The PBoC now finds itself facing conflicting goals: while the central bank strives to maintain renminbi stability and prevent the currency from weakening further, it must keep cash flowing in the financial system to avoid liquidity shortage.
Fearing that system-wide easing measures would send too strong a signal to the market and put unwanted downward pressures on the renminbi, the PBoC is shying away from the traditional monetary easing tools of interest rates and RRR cuts. Leaked minutes from a PBoC meeting on January 19th with commercial lenders reveal the central bank’s reluctance to conduct across-the-board easing.
“Currently, we need to put a high emphasis on maintaining the renminbi’s stability when managing liquidity,” Zhang Xiaohui, an assistant central bank governor, said at the meeting.
Though the PBoC traditionally releases extra money during the holiday season to prevent cash machines from drying up, its cash injections this year is notable for their sheer scale and the monetary authority’s circumspection.
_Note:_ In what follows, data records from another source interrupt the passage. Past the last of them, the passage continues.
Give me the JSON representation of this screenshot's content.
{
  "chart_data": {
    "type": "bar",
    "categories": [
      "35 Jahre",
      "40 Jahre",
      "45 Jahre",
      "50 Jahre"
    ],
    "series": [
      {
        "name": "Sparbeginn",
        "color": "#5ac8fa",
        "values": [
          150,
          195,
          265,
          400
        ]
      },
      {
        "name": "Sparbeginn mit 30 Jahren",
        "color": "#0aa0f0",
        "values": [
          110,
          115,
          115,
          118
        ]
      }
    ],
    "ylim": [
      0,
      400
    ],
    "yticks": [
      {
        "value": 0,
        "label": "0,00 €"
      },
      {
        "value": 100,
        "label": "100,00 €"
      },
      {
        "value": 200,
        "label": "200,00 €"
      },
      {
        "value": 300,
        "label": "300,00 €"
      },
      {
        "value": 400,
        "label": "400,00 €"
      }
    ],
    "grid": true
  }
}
The recent rounds of cash injections are the central bank’s latest attempts to explore alternative instruments for monetary easing.
Compared with interest rates and RRR cuts, open-market operations and medium-term lending are more flexible tools to increase money supply in the economy. Whereas interest rates and RRR cuts are rigid and permanent unless the central bank reverses its rulings, cash supplied through reverse repos and its medium-term lending facility is temporary and will disappear from the financial system after their expiration dates.
Moving forward, the PBoC faces an unusual dilemma as it strives to stem renminbi devaluation and rapid capital outflows and struggles to keep borrowing costs low and shore up the faltering economy.
Although monetary easing will remain relevant in softening the blow of the slowing economy, China will lean more on fiscal tools to spur growth in 2016 as the weakening renminbi and eye-popping capital flight are tying its hands when it comes to adopting aggressive monetary easing measures. China is likely to further widen its fiscal deficit, as the government turns to tax cuts and government spending to ward off economic headwinds.